UK Travel Guide

 
 

 

Weymouth in Dorset

The Sissibo River gives this exciting resort town its character. With numerous aquatic activities like canoeing, charter boating, fishing, scuba diving, to clam digging, beachcombing, and even rock climbing. Formerly a port city and bathing place of George III, the first monarch to follow that trend, the area has now expanded into the second best resort in England. Other things to do include everything from bicycling, bird watching, hiking, golfing, tennis, and camping are only a few. There is even whale watching off the cost of its shores.

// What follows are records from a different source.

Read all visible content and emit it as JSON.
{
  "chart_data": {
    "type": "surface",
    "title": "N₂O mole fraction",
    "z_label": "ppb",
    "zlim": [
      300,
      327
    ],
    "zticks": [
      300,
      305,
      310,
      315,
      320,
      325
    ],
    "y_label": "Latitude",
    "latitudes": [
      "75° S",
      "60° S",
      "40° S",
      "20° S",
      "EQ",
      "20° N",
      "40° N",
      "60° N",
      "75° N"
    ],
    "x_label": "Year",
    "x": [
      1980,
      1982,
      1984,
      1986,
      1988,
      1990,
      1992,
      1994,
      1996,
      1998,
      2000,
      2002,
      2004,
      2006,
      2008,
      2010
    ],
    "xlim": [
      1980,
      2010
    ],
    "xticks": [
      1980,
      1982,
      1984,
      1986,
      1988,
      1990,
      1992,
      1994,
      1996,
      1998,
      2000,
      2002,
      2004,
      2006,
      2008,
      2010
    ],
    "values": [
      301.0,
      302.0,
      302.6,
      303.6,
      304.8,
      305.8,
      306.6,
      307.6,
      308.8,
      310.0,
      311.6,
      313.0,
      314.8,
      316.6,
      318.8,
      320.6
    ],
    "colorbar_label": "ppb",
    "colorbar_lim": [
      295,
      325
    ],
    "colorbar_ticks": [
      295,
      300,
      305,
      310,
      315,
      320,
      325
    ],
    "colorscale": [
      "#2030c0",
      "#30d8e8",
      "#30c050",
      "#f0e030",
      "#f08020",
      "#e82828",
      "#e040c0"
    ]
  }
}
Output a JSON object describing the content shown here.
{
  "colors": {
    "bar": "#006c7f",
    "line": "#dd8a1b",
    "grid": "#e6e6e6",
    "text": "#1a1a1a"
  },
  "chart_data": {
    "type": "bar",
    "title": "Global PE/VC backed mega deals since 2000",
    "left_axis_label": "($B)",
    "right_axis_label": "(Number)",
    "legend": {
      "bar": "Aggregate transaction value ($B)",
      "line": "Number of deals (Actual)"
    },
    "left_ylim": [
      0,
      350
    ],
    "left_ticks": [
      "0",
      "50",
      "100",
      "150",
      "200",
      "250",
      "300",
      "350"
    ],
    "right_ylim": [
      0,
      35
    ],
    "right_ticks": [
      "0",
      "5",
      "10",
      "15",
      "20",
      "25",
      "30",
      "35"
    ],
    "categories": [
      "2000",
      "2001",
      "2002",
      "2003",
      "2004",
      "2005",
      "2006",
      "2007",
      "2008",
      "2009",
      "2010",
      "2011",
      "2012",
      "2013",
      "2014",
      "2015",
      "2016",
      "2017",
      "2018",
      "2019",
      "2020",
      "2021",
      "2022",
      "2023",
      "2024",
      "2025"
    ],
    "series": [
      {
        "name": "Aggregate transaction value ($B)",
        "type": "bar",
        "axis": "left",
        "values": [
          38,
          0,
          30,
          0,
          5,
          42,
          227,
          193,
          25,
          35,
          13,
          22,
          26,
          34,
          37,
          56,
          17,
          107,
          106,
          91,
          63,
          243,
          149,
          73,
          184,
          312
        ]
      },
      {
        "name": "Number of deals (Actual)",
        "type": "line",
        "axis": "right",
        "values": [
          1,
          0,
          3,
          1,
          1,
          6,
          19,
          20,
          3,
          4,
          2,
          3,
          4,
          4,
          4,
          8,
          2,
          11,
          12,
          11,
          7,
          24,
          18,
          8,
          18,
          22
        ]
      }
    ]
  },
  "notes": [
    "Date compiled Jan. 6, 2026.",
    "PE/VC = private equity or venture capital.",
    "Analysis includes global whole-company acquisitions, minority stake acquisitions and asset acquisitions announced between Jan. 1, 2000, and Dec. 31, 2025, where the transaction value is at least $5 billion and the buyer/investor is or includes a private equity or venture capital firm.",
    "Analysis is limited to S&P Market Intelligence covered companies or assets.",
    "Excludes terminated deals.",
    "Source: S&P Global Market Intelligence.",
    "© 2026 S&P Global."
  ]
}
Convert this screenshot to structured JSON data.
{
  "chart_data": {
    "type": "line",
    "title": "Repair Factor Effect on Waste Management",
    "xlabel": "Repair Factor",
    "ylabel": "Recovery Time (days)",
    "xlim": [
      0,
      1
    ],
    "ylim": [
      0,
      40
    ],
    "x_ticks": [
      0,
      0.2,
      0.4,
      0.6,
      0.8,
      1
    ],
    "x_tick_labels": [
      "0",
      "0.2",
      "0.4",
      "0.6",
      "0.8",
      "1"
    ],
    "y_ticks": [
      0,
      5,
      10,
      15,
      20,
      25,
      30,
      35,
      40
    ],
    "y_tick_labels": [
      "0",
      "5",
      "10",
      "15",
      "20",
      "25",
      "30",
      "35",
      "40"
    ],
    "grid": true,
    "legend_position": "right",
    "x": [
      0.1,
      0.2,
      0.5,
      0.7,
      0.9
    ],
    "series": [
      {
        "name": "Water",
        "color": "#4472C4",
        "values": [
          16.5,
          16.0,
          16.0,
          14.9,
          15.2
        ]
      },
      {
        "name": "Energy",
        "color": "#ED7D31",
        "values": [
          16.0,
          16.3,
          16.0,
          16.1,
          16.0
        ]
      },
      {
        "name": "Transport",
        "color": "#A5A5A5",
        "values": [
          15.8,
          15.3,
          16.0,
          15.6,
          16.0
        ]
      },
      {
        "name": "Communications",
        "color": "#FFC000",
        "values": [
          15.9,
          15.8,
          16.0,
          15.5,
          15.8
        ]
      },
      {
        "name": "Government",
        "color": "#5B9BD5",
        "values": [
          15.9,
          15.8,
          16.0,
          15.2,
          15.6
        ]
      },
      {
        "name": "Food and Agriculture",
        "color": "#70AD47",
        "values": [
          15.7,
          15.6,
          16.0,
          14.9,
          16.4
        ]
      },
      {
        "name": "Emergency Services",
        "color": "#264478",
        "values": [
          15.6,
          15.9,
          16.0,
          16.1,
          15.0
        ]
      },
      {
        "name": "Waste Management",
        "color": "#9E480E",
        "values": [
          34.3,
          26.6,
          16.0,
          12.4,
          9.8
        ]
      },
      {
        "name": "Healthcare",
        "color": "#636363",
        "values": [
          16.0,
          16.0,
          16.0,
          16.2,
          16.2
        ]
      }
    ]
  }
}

Weymouth happens to be a combination of what was once two separate boroughs, Weymouth and Melcombe Regis. Due to fierce rivalry between the two, in 1571 Elizabeth I decided to combine them to form the village found there today. Yet, it took a long while before the feuding and piracy finally fizzled out. In 1593, when the first bridge that was constructed between them was finished, a cannonball struck a building wall from the former Weymouth into Parliamentarian Melcombe. The cannonball can still be seen there today. There is a lot of history based in Weymouth. John Endicott sailed with five other people from there in 1628 to found Salem, Massachusetts. There is now a statue dedicated to his memory in the gardens opposite the Pier Pavilion to him. Weymouth was also the place from which the Black Plague of 1348-1350 landed resulting in the loss of about a third of the European population. The Tudor house and the ruins of Sandsfoot castle built by Henry VII are also located in Weymouth.